Mofaz en réunion avec Obama |
Shaoul Mofaz de
Kadima a déclaré que les défis auxquels sont confrontés Israël et l'Amérique
nécessitent la poursuite de la coopération. Il est convaincu qu’Obama et le
peuple américain continueront à soutenir Israël, en tant qu'amis et partenaires
partageant les mêmes valeurs et objectifs.
Yaïr Lapid de Yesh
Atid a félicité Obama pour sa victoire. Il lui demande au cours de son second
mandat de tenir sa promesse explicite d'empêcher l'Iran d'obtenir l'arme
nucléaire et d'agir immédiatement pour reprendre les négociations avec les palestiniens.

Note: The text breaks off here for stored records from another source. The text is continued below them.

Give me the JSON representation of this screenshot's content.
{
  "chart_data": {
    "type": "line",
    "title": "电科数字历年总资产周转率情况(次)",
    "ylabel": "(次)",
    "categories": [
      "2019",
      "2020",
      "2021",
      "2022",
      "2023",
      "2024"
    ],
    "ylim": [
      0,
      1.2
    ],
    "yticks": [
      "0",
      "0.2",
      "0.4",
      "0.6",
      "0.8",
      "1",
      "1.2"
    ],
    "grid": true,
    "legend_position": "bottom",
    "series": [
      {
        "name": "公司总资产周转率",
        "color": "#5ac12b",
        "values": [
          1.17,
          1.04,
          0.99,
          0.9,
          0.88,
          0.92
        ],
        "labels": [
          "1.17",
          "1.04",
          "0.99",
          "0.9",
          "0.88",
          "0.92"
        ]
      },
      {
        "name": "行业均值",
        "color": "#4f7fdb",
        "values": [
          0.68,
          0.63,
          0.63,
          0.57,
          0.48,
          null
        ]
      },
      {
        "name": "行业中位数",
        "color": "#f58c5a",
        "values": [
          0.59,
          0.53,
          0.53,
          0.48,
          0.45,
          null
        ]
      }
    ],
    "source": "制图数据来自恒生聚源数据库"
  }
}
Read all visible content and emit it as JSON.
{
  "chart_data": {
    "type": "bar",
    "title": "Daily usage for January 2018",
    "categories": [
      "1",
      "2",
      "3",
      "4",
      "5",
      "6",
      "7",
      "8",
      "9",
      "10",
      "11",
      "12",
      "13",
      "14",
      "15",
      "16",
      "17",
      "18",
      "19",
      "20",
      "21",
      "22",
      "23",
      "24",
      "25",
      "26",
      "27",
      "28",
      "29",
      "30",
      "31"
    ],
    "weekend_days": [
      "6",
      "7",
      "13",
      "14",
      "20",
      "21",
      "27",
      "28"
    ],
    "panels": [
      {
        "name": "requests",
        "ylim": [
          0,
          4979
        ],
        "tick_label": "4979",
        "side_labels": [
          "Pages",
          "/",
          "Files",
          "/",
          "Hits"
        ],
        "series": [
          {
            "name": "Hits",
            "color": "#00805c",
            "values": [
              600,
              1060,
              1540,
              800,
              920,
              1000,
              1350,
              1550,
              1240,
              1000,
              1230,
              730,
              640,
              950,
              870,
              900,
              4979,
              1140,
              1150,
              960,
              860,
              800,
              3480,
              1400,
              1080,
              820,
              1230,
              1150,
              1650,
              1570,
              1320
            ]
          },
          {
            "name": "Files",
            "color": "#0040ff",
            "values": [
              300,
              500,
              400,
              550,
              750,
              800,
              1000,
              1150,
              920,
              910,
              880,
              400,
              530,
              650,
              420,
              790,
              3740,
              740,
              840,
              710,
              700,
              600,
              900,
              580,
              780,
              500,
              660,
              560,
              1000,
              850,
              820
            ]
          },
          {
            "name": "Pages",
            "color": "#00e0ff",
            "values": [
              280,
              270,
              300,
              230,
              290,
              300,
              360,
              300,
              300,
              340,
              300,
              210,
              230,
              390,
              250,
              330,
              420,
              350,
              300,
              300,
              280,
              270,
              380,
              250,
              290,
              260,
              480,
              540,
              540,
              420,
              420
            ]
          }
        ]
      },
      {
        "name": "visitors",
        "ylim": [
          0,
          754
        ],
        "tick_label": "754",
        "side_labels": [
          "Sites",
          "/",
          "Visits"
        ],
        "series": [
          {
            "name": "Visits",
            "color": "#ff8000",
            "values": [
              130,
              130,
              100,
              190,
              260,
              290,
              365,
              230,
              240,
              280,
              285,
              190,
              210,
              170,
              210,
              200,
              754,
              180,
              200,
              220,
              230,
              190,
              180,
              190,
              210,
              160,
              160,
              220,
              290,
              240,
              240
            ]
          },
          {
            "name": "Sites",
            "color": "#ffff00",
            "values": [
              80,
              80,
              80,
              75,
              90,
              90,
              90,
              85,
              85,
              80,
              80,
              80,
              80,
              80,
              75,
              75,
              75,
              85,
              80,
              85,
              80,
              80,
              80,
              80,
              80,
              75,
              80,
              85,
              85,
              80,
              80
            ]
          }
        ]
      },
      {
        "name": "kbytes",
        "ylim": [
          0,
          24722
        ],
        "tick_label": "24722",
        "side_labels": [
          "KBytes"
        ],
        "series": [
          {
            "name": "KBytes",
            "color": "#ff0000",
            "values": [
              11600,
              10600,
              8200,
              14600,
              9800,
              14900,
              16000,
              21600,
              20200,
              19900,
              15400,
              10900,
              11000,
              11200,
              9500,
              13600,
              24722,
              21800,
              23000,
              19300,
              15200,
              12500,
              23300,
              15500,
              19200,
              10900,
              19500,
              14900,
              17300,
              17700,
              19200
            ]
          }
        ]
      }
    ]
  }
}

Il a par ailleurs appelé le premier ministre Netanyahou à prendre des mesures immédiates
pour corriger les mauvaises relations entre lui et l'administration Obama.
Sur
la droite, l'Union nationale a déclaré que la victoire d'Obama risque de stimuler la
gauche israélienne : «La prochaine élection israélienne sera de
construire une coalition nationale qui aidera Netanyahou à supporter les pressions
exercées sur lui».
Le parti Meretz enfin avait identifié son combat à celui de Barack Obama et avait appuyé à fond sa candidature en organisant plusieurs manifestations publiques en Israël. L'un de ses dirigeants Mossi Raz a expliqué :
«Le lien entre le Meretz et Obama est évident, en particulier dans leur
lutte pour les droits de l'homme, la justice sociale, les questions
environnementales et la paix au Moyen-Orient sur la base d’une solution à deux États.
Si Obama gagne là-bas, alors le camp démocratique progressiste peut gagner ici en Israël.»